Experimentation and prototyping are likely the only way to get the right answer for a given game, so I encourage keeping code easy to re-work into different loop paradigms. My thoughts:

  1. Logic and Render in different loops will have many of the same issues that placing logic into a Web Worker will have. Listing them here:
  2. Logic and Render in different loops will add latency.
    • The updates must occur before the draw calls come, but there is nothing keeping the timing close together. So, there will be 'idle' time between the logic update and render code.
  3. Logic and Render in different loops may cause strobing or beat patterns.
    • A simple approach will simply try to update both at 60hz, but as the timers are uncorrelated they may drift and result in some frames with more than 1 logic update, or even no logic updates.
  4. Some logic doesn't need to run at 60Hz.

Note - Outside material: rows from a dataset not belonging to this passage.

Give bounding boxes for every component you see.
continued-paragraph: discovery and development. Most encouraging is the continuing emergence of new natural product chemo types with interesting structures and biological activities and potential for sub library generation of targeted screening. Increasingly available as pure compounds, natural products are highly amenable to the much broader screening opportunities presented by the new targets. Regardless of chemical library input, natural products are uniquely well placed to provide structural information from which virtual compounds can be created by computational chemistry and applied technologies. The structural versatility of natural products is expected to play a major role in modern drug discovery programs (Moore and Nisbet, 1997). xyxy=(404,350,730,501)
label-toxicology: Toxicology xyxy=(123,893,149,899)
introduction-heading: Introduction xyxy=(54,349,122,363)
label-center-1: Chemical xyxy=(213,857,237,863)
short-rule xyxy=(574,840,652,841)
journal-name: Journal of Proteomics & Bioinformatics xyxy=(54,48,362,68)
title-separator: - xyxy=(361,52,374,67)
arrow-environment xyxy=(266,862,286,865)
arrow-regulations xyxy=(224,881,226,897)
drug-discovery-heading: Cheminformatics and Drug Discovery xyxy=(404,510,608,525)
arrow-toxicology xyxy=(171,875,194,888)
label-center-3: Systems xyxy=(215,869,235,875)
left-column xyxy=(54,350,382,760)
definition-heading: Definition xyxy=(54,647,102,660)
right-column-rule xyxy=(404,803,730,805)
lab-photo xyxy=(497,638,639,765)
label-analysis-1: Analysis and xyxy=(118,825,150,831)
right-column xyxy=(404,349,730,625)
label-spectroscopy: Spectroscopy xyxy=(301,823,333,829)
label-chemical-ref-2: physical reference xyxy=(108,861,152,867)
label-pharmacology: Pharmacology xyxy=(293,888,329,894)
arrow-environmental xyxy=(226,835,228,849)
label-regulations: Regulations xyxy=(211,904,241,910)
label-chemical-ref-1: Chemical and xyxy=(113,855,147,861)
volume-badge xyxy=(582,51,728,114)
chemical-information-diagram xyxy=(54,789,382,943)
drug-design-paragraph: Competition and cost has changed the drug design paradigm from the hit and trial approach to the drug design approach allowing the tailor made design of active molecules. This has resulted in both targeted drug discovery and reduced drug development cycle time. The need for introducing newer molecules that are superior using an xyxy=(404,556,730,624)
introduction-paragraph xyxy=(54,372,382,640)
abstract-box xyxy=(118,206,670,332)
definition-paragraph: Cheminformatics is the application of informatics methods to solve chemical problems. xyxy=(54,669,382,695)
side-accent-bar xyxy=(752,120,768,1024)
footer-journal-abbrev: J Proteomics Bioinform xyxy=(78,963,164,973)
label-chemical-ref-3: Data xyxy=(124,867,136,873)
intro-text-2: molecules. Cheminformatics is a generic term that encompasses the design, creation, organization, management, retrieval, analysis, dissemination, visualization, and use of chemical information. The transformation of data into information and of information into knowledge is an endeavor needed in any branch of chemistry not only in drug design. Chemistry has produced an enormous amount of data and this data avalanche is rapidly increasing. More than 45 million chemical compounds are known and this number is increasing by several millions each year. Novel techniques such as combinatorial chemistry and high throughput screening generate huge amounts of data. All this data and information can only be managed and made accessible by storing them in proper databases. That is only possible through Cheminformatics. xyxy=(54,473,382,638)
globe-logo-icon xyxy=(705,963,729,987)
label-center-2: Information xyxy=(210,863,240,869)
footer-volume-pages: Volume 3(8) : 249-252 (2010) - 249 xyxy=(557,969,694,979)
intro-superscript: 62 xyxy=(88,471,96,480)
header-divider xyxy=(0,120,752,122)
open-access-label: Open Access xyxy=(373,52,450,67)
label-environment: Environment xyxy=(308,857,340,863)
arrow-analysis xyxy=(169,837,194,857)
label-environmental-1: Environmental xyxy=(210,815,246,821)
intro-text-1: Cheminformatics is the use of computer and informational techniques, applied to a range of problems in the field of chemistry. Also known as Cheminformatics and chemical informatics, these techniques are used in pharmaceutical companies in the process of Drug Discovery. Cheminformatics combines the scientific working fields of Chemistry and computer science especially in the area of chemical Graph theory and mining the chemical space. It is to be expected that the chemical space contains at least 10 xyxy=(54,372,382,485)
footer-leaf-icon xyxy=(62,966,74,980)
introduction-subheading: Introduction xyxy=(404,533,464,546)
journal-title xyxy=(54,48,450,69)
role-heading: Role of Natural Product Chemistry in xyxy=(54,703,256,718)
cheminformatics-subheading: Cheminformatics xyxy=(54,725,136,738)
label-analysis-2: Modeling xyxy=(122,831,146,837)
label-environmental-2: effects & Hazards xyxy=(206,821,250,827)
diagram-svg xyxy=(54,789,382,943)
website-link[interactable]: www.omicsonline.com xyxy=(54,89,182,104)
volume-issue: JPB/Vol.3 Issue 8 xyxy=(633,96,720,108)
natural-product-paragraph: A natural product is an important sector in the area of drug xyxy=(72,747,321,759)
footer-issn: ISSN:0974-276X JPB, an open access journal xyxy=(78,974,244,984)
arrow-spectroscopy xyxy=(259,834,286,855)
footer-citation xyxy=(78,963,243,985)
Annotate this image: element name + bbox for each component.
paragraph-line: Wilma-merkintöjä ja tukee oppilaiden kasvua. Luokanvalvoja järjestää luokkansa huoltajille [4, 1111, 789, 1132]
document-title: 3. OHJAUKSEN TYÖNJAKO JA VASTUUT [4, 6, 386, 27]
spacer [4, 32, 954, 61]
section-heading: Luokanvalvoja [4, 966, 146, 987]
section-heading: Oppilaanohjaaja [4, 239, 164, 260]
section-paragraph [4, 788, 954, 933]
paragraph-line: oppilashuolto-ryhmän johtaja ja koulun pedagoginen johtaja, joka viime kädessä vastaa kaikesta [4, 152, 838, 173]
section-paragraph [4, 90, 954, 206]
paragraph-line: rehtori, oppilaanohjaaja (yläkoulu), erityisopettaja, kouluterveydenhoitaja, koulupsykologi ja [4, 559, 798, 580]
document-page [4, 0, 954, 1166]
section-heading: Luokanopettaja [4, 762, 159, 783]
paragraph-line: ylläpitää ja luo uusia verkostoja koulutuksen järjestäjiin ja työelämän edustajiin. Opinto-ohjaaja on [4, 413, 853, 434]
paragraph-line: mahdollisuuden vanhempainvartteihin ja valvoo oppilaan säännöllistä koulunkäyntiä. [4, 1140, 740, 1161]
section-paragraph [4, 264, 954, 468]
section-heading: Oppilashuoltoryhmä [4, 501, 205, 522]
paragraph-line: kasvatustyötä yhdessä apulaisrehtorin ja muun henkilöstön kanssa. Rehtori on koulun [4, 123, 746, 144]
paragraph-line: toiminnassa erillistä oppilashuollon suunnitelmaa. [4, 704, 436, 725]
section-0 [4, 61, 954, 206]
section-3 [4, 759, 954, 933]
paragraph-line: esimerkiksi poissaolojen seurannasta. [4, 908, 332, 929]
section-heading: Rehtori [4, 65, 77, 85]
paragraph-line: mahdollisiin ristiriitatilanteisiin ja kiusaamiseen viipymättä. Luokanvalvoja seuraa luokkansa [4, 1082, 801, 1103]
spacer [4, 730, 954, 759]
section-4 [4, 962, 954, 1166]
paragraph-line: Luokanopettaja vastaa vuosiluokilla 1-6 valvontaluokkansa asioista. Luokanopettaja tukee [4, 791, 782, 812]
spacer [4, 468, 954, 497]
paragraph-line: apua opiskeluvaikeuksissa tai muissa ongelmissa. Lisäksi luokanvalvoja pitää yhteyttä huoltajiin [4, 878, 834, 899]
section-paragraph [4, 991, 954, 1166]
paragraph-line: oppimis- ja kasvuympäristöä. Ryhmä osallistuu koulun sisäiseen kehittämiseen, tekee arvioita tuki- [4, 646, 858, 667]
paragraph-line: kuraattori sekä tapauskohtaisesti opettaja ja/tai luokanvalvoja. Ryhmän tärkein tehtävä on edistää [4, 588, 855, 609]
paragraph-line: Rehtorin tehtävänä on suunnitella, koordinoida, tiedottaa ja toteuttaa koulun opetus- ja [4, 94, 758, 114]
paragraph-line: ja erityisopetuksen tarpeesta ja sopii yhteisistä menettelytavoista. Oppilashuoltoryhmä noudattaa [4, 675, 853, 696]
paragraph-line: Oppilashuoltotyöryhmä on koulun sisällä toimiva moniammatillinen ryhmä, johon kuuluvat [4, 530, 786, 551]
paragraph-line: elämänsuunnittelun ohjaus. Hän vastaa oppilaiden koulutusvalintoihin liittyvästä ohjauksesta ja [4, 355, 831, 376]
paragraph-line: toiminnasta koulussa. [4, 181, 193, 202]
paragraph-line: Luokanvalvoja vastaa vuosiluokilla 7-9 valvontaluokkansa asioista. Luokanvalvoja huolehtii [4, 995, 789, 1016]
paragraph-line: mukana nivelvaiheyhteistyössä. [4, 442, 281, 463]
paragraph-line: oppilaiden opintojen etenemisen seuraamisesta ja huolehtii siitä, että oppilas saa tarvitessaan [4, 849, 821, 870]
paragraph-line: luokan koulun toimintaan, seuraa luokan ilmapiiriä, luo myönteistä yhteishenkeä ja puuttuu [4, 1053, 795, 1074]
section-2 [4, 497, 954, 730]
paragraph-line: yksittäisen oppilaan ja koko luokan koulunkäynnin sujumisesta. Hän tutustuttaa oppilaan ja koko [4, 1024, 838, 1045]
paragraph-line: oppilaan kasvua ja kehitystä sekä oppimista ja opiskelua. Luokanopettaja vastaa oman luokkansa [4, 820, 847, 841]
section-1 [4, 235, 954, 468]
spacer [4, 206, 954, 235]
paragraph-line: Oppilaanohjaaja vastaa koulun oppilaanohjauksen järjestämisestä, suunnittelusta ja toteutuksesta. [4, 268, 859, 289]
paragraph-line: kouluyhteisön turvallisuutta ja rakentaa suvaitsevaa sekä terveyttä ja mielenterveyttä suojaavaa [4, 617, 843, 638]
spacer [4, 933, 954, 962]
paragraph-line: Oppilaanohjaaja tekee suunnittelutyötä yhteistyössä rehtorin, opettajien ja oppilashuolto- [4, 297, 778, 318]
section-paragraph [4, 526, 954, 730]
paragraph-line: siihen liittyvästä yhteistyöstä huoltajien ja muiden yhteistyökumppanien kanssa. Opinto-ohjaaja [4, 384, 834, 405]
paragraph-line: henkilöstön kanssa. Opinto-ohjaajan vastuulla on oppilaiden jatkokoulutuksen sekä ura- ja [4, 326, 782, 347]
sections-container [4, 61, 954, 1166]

    • For example decorative physics and AI planning updates are often suggested to be run less frequently to reduce CPU load. They can either be rendered as moving less often, or animation can tween them to keep things moving smoothly.
  5. Network communication may not need to run at 60Hz, and might be necessary even when Request Animation Frame is not calling your draw function.
    • E.g. if a browser stops calling your draw function from R.A.F. you may still be receiving data via Web Sockets and want to keep a logic update ticking occasionally to deal with that.